Unlike established job sites like Monster.com, NotchUp isn’t really focused on active job seekers. Instead, it helps employers attract people who are satisfied with their current positions but could still be tempted away at the right price (which is where the interview fee adds a little incentive). Users interact with NotchUp differently, too — rather than scouring the listings for potential employment, you just put your resume up on the site, set the price you want to receive for an interview, then get on with your life and work. Weeks, months or even years later an employer might think you’re a good fit for an opening and reach out through the site..

The Palo Alto, Calif. company’s new compatibility with social networking site Facebook, as well as with the cross-platform social network initiative OpenSocial, should make this process even easier. If users install the NotchUp application for Facebook or OpenSocial, they won’t even need to visit NotchUp to update their resumes; instead, all updates to your work history on Facebook or OpenSocial will be automatically updated on NotchUp. This could be a big draw for people who are interested in the site, but don’t want to put a lot of work into it.

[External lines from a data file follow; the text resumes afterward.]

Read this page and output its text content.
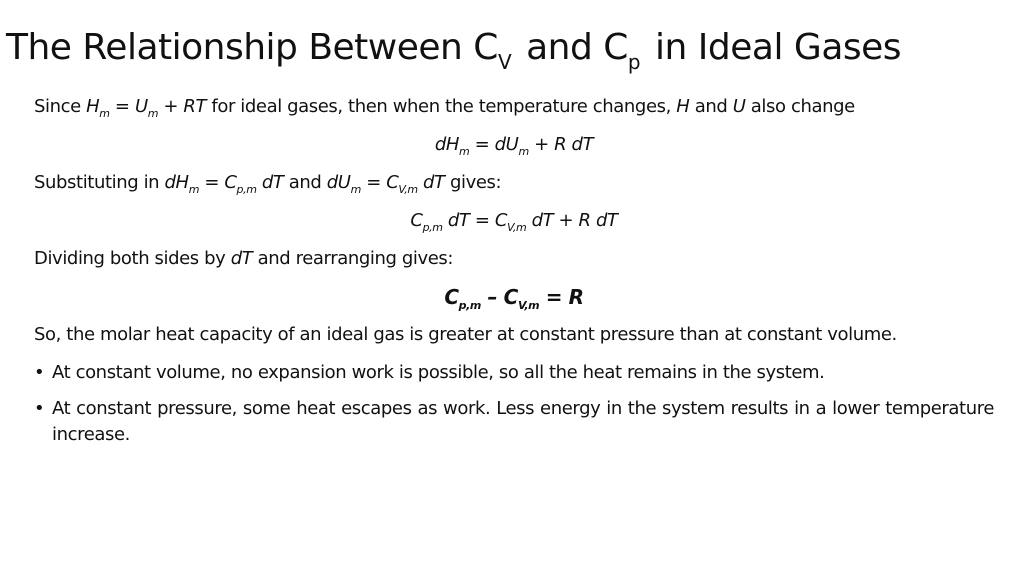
The Relationship Between $C_V$ and $C_p$ in Ideal Gases
Since $H_m = U_m$ + RT for ideal gases, then when the temperature changes, H and U also change
$dH_m = dU_m + R$ dT
Substituting in $dH_m = C_{p,m}$ dT and $dU_m = C_{V,m}$ dT gives:
$C_{p,m}$ dT = $C_{V,m}$ dT + R dT
Dividing both sides by dT and rearranging gives:
$C_{p,m} - C_{V,m} = R$
So, the molar heat capacity of an ideal gas is greater at constant pressure than at constant volume.
• At constant volume, no expansion work is possible, so all the heat remains in the system.
• At constant pressure, some heat escapes as work. Less energy in the system results in a lower temperature increase.
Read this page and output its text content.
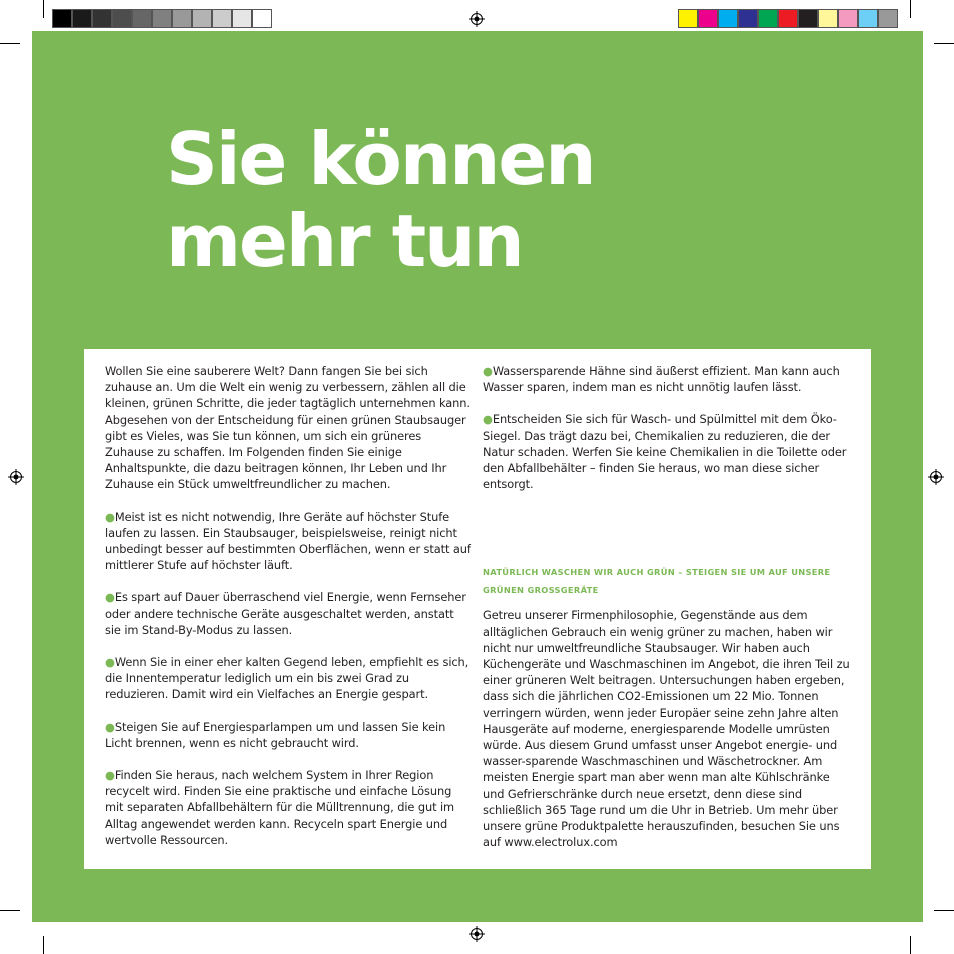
Sie können
mehr tun

Wollen Sie eine sauberere Welt? Dann fangen Sie bei sich zuhause an. Um die Welt ein wenig zu verbessern, zählen all die kleinen, grünen Schritte, die jeder tagtäglich unternehmen kann. Abgesehen von der Entscheidung für einen grünen Staubsauger gibt es Vieles, was Sie tun können, um sich ein grüneres Zuhause zu schaffen. Im Folgenden finden Sie einige Anhaltspunkte, die dazu beitragen können, Ihr Leben und Ihr Zuhause ein Stück umweltfreundlicher zu machen.

●Meist ist es nicht notwendig, Ihre Geräte auf höchster Stufe laufen zu lassen. Ein Staubsauger, beispielsweise, reinigt nicht unbedingt besser auf bestimmten Oberflächen, wenn er statt auf mittlerer Stufe auf höchster läuft.

●Es spart auf Dauer überraschend viel Energie, wenn Fernseher oder andere technische Geräte ausgeschaltet werden, anstatt sie im Stand-By-Modus zu lassen.

●Wenn Sie in einer eher kalten Gegend leben, empfiehlt es sich, die Innentemperatur lediglich um ein bis zwei Grad zu reduzieren. Damit wird ein Vielfaches an Energie gespart.

●Steigen Sie auf Energiesparlampen um und lassen Sie kein Licht brennen, wenn es nicht gebraucht wird.

●Finden Sie heraus, nach welchem System in Ihrer Region recycelt wird. Finden Sie eine praktische und einfache Lösung mit separaten Abfallbehältern für die Mülltrennung, die gut im Alltag angewendet werden kann. Recyceln spart Energie und wertvolle Ressourcen.

●Wassersparende Hähne sind äußerst effizient. Man kann auch Wasser sparen, indem man es nicht unnötig laufen lässt.

●Entscheiden Sie sich für Wasch- und Spülmittel mit dem Öko-Siegel. Das trägt dazu bei, Chemikalien zu reduzieren, die der Natur schaden. Werfen Sie keine Chemikalien in die Toilette oder den Abfallbehälter – finden Sie heraus, wo man diese sicher entsorgt.

NATÜRLICH WASCHEN WIR AUCH GRÜN – STEIGEN SIE UM AUF UNSERE GRÜNEN GROSSGERÄTE

Getreu unserer Firmenphilosophie, Gegenstände aus dem alltäglichen Gebrauch ein wenig grüner zu machen, haben wir nicht nur umweltfreundliche Staubsauger. Wir haben auch Küchengeräte und Waschmaschinen im Angebot, die ihren Teil zu einer grüneren Welt beitragen. Untersuchungen haben ergeben, dass sich die jährlichen CO2-Emissionen um 22 Mio. Tonnen verringern würden, wenn jeder Europäer seine zehn Jahre alten Hausgeräte auf moderne, energiesparende Modelle umrüsten würde. Aus diesem Grund umfasst unser Angebot energie- und wasser-sparende Waschmaschinen und Wäschetrockner. Am meisten Energie spart man aber wenn man alte Kühlschränke und Gefrierschränke durch neue ersetzt, denn diese sind schließlich 365 Tage rund um die Uhr in Betrieb. Um mehr über unsere grüne Produktpalette herauszufinden, besuchen Sie uns auf www.electrolux.com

The other new feature introduced today is the creation of a personal identification number, or PIN, for each NotchUp user. Security and privacy are still obvious concerns — for example, I wouldn’t want anyone at VentureBeat to see my profile on NotchUp, particularly if that profile said I was very interested in another job. (Even though recruiters can’t seem my name until I accept an interview offer, my current employer may still be able to figure it out from the details.) NotchUp already allows users to say which companies can and can’t see their profiles, but the PIN offers another way to control access — if you get a cold call from a recruiter, instead of dealing with them directly, you can just give them you PIN, which will allow recruiters to contact you through your NotchUp account.

All of this should make the site more useful for applicants, but are there employers actually willing to buy into NotchUp’s model? Apparently, the answer is yes — the company says quite a few interviews have been scheduled and paid for while NotchUp was in testing mode, and there were more than 1,000 employers interested in participating once NotchUp opened its doors.

It’s important to remember that NotchUp isn’t really aiming to help companies fill entry-level positions, where Monster.com and Craigslist do just fine, or top-level executive positions, either, which are usually filled by professional reruiters. Instead, NotchUp is aiming for the middle of the job “triangle” — namely, managers and other positions where you want someone who is well-educated, experienced and otherwise qualified, but may not want to pay the fee for a recruiter.

It’s too early to say whether NotchUp will be successful, but at least it’s taking a smart (and entertaining) approach.